Phil Andrews: Collateral damage.
But Data Catalyst finds that the track taken by the legislation’s language will reduce the value and performance on all sides of the platform ecosystem – be they independent sellers who build and grow their businesses on marketplaces or social media; app developers who rely on free resources including payment, privacy and security features; or consumers who want seamless access to low-cost products and services.
Following economic modeling from Dartmouth College Professor of Economics Emeritus John Scott, the bill’s impacts are projected to translate to $500 billion (or $1,712 per small business per month) in the first five years after enactment.
Black entrepreneurs, who have been historically left out of economic opportunities, can build a business from home by launching a brand on Instagram, driving sales to Amazon or Facebook Marketplace, and maintaining a customer base with Google’s reviews, reservations and other business tools.
Many small businesses develop and market their own apps, scale their businesses and attract investments from larger firms – creating jobs and supporting their communities along the way.

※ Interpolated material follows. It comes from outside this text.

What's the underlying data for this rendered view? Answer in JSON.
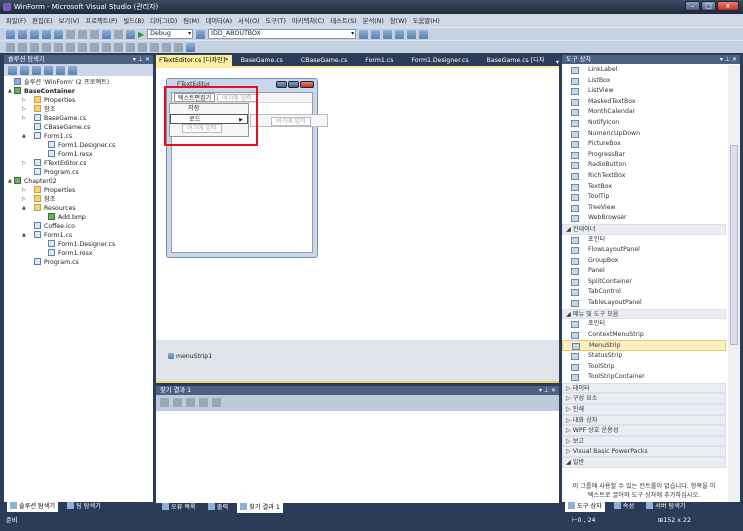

But this bill would suppress those Google My Business and Maps platform listings from search results, reduce cross-platform advertising and cut off sellers from integrated services – all while inviting unscrupulous sellers and data miners to platforms, degrading the service for both consumers and serious businesses.
Small businesses have been put through the wringer over the last few years, and minority-owned businesses have been especially strained by the never-ending parade of economic horrors: COVID-19, labor shortages, the supply-chain crisis, rampant inflation and the dark clouds of recession gathering on the horizon. The last thing they need is another disruption, especially one coming from the same politicians who should be focused on solving the very real problems facing our economy.

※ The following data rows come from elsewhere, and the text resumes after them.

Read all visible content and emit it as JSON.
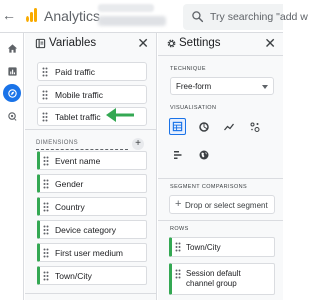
{
  "header": {
    "app_title": "Analytics",
    "search_placeholder": "Try searching \"add w"
  },
  "rail": {
    "items": [
      {
        "icon": "home-icon"
      },
      {
        "icon": "reports-icon"
      },
      {
        "icon": "explore-icon",
        "active": true
      },
      {
        "icon": "advertising-icon"
      }
    ]
  },
  "variables_panel": {
    "title": "Variables",
    "metrics": [
      {
        "label": "Paid traffic"
      },
      {
        "label": "Mobile traffic"
      },
      {
        "label": "Tablet traffic"
      }
    ],
    "dimensions_label": "DIMENSIONS",
    "dimensions": [
      {
        "label": "Event name"
      },
      {
        "label": "Gender"
      },
      {
        "label": "Country"
      },
      {
        "label": "Device category"
      },
      {
        "label": "First user medium"
      },
      {
        "label": "Town/City"
      }
    ]
  },
  "settings_panel": {
    "title": "Settings",
    "technique_label": "TECHNIQUE",
    "technique_value": "Free-form",
    "visualisation_label": "VISUALISATION",
    "visualisations": [
      {
        "icon": "table-icon",
        "active": true
      },
      {
        "icon": "donut-chart-icon"
      },
      {
        "icon": "line-chart-icon"
      },
      {
        "icon": "scatter-plot-icon"
      },
      {
        "icon": "bar-chart-icon"
      },
      {
        "icon": "geo-map-icon"
      }
    ],
    "segment_label": "SEGMENT COMPARISONS",
    "segment_drop": "Drop or select segment",
    "rows_label": "ROWS",
    "rows": [
      {
        "label": "Town/City"
      },
      {
        "label": "Session default channel group"
      }
    ]
  },
  "colors": {
    "accent": "#1a73e8",
    "dimension": "#34a853",
    "logo": "#f9ab00"
  }
}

A lifeline during the most difficult days of the pandemic, digital platforms continue to help small-business owners of all backgrounds operate effectively and reach new customers. Recent surveys show Black and Hispanic entrepreneurs report a higher-than-average impact from (and optimism about) digital platforms as drivers of revenue and enhancers of business operations, compared to the average small-business owner.

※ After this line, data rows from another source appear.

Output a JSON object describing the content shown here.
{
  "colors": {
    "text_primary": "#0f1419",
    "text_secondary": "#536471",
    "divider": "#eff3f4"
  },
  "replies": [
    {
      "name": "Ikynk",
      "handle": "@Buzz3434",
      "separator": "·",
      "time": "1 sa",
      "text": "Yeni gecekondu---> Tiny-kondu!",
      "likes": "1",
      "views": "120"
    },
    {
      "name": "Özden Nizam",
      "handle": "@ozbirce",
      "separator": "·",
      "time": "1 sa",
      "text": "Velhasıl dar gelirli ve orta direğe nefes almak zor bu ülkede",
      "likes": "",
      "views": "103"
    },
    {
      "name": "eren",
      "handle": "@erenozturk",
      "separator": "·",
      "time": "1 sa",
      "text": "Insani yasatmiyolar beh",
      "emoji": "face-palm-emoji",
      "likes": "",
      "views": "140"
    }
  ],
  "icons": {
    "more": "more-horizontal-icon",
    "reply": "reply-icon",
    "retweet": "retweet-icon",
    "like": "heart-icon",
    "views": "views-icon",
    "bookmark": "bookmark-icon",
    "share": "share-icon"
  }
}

They are also more likely to view the use of digital platforms as a way to increase revenue, perform more efficiently and quickly change business strategy. For them, tech tools are vital drivers of growth.
With brick-and-mortar operations severely limited during the pandemic, minority-owned small businesses pivoted their operations online. In fact, it was necessary for them to seek out new ways of doing business, since minority businesses were found to be generally ignored and overlooked in the rollout of post-pandemic government business-relief programs.
Black business owners will tell you that their main concern is inflation and the rising cost of doing business, not regulating the business models of large tech companies – which will, in turn, disrupt the business models of countless small sellers, app developers and innovators.
Our current digital landscape is not perfect, but as written, the proposed legislation will degrade, not improve, the way Black-owned businesses operate online. As pressure mounts on U.S. Sen. Chuck Schumer (D-NY) to bring the bill to a vote, we hope he keeps in mind the 500 billion reasons why small businesses throughout his home state want to see the American Innovation and Choice Online Act rewritten – or abandoned altogether.
Phil Andrews is president of the Long Island African American Chamber of Commerce.